4995	2023-09-18 11:52:20.659592	21.643051	3.821656	0	0	2.391010	0	1140.210762	1563.064082	1.504432	0.756489	1070.676636
4996	2023-09-19 11:52:20.659591	13.808813	1.080603	0	1	0.898693	0	1285.149505	1189.454273	1.343586	0.742145	1156.580688
4997	2023-09-20 11:52:20.659590	11.698227	1.911000	0	0	2.839860	0	965.171368	1284.407359	2.771896	0.742145	1086.527710
4998	2023-09-21 11:52:20.659589	18.052081	1.000521	0	0	1.188440	0	1368.369501	1014.429223	2.564075	0.742145	1085.064087
4999	2023-09-22 11:52:20.659584	17.017294	0.650213	0	0	2.131694	0	1261.301286	1367.627356	0.785727	0.833140	1047.954102

5000 rows × 12 columns

Wrapping Up: Reflecting on Our Comprehensive Machine Learning Workflow

Throughout this guide, we embarked on a detailed exploration of an end-to-end machine learning workflow. We began with data preprocessing, delved deeply into hyperparameter tuning with Optuna, leveraged MLflow for structured experiment tracking, and concluded with batch inference.

Key Takeaways:

Hyperparameter Tuning with Optuna: We harnessed the power of Optuna to systematically search for the best hyperparameters for our XGBoost model, aiming to optimize its performance.
Structured Experiment Tracking with MLflow: MLflow’s capabilities shone through as we logged experiments, metrics, parameters, and artifacts. We also explored the benefits of nested child runs, allowing us to logically group and structure our experiment iterations.
Model Interpretation: Various plots and metrics equipped us with insights into our model’s behavior. We learned to appreciate its strengths and identify potential areas for refinement.
Batch Inference: The nuances of batch predictions on extensive datasets were explored, alongside methods to seamlessly integrate these predictions back into our primary data.
Logging Visual Artifacts: A significant portion of our journey emphasized the importance of logging visual artifacts, like plots, to MLflow. These visuals serve as invaluable references, capturing the state of the model, its performance, and any alterations to the feature set that might sway the model’s performance metrics.

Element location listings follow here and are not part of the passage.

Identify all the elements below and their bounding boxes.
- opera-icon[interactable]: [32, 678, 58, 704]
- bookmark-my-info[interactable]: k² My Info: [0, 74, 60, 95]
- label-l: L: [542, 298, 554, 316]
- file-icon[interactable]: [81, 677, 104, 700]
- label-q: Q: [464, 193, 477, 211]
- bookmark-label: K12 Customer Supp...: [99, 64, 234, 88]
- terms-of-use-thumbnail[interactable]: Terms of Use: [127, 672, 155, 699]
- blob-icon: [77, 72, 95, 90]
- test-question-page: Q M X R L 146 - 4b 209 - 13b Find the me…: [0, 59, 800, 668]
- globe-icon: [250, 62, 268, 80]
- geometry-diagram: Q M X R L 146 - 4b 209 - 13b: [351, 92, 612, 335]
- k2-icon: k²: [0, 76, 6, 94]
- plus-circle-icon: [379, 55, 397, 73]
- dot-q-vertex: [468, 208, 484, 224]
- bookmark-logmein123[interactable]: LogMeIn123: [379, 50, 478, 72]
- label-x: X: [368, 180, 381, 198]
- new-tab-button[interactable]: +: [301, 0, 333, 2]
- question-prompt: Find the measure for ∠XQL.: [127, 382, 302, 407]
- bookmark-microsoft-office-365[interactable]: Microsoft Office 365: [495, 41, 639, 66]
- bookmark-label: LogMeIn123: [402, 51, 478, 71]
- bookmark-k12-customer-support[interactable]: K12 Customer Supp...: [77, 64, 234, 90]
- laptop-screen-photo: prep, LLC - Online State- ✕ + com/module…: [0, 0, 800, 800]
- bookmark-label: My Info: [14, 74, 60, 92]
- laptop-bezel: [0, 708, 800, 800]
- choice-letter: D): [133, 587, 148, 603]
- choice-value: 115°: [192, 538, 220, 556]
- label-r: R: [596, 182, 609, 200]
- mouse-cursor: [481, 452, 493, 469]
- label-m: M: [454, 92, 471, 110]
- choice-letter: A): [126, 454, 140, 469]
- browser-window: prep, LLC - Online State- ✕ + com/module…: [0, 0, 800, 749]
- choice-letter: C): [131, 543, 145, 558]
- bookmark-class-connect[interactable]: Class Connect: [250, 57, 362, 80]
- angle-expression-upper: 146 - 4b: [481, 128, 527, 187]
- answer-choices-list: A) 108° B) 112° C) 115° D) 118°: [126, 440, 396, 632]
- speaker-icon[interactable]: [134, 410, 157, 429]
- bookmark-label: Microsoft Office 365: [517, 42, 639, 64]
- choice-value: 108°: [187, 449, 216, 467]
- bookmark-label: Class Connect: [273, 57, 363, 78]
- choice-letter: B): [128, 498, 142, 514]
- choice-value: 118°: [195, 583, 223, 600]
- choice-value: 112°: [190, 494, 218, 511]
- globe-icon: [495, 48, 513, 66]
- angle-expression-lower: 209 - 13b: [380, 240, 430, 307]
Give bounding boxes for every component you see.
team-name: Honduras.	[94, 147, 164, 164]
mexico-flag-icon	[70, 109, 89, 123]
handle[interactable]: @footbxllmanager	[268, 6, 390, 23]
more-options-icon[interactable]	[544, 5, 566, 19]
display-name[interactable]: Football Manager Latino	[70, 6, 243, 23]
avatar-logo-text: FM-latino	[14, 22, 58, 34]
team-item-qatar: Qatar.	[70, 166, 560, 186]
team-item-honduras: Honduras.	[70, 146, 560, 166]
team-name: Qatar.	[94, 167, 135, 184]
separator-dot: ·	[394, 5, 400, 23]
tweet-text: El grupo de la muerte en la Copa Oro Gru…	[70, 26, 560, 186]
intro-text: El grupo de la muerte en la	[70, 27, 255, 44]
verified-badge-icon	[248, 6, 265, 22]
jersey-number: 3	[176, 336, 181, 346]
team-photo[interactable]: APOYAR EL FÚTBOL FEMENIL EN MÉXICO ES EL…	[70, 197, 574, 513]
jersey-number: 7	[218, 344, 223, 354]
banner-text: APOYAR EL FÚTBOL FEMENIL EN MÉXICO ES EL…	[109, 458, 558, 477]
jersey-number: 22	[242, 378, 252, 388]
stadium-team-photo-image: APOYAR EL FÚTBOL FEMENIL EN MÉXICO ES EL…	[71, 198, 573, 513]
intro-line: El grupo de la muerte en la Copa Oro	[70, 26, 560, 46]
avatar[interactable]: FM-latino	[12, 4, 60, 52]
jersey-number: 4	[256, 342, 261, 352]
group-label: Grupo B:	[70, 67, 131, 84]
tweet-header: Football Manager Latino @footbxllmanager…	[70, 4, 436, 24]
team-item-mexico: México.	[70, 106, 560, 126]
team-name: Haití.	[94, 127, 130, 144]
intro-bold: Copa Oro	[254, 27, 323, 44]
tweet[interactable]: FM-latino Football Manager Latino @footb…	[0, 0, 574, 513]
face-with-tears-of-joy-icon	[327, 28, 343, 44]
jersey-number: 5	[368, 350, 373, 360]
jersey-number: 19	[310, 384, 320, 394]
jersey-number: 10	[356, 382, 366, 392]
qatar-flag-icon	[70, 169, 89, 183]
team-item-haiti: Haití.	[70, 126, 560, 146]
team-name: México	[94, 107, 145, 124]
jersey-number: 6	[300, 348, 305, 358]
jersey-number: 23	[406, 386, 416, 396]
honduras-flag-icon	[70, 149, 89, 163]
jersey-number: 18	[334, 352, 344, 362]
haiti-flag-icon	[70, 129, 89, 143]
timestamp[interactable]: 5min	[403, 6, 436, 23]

By the end of this guide, you should possess a robust understanding of a well-structured machine learning workflow. This foundation not only empowers you to craft effective models but also ensures that each step, from data wrangling to predictions, is transparent, reproducible, and efficient.

We’re grateful you accompanied us on this comprehensive journey. The practices and insights gleaned will undoubtedly be pivotal in all your future machine learning endeavors!